Algeria: An Alarming No Vote

Given the warning flares that went up as far back as June 1990, when the Islamic Salvation Front coasted to easy victory in Algeria's municipal races, expectations were high that fundamentalists would score well in the country's first free parliamentary election. Even so, shock waves rattled both the Arab and Western worlds last week, when Islamists walked away with almost half the national vote, despite competition from 40 other political parties. In the first round of balloting, fundamentalists secured 188 of 206 seats and were poised to win enough of the 224 remaining seats in a runoff election on Jan. 16 to obtain a sizable parliamentary majority.
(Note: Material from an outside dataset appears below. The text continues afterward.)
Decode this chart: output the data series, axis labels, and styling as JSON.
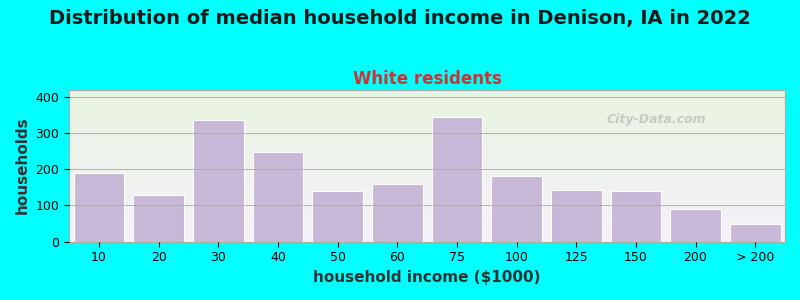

Meanwhile, the National Liberation Front, which has ruled Algeria with an autocratic hand since independence in 1962, emerged with a humiliating 15 seats.

The scope of the fundamentalist mandate immediately gave rise to doomsday visions of an Algeria cloaked in black robes and veils, a Koran clutched in one hand, the other the clenched fist of religious fanaticism. But there was actually little to suggest that the north African country was about to return to the Middle Ages any time soon. Cool-headed analysts mostly regarded the vote as less an embrace of fundamentalism than a sharp renunciation of the socialist National Liberation Front, which has run the country's economy into the ground through corruption, mismanagement, nepotism and sloth.

Still, the Islamists' public embrace of Koranic law raised fears that the chilling penal law, known as Shari'a, might be enforced, giving rise to such practices as flagellations, stonings and limb amputations. Moreover, Islamic leaders have repeatedly stated that mothers should attend to their children, and therefore should not hold a job outside the home. The fundamentalists also champion segregation of the sexes in both the workplace and schools.

If all of this sounds eerily like Iran, a mix of historical, political and cultural factors set Algeria's experience apart. Unlike the popular uprising that swept the Shah from power in 1979, Algeria's fundamentalists are ascending to legislative power by the say-so of voters who have given indications that they are as little interested in the tyranny of Islamists as they are in the tyranny of corrupt socialists.

Moreover, Algeria's political convulsion is less like Iran's than like Jordan's: in 1989 King Hussein, similarly beset by a disintegrating economy, permitted open parliamentary elections that resulted in the seating of a large fundamentalist block. Nonetheless, Jordan's ties to the West and its moderate course remain largely intact.

In Algeria last week, the Islamic tide met with strong resistance. In the capital, 300,000 people turned out shouting, "No to fundamentalism!" Apparently emboldened by the protests, the government announced that it was investigating first-round irregularities in 145 contests that could deprive the Islamic Front of many of its seats.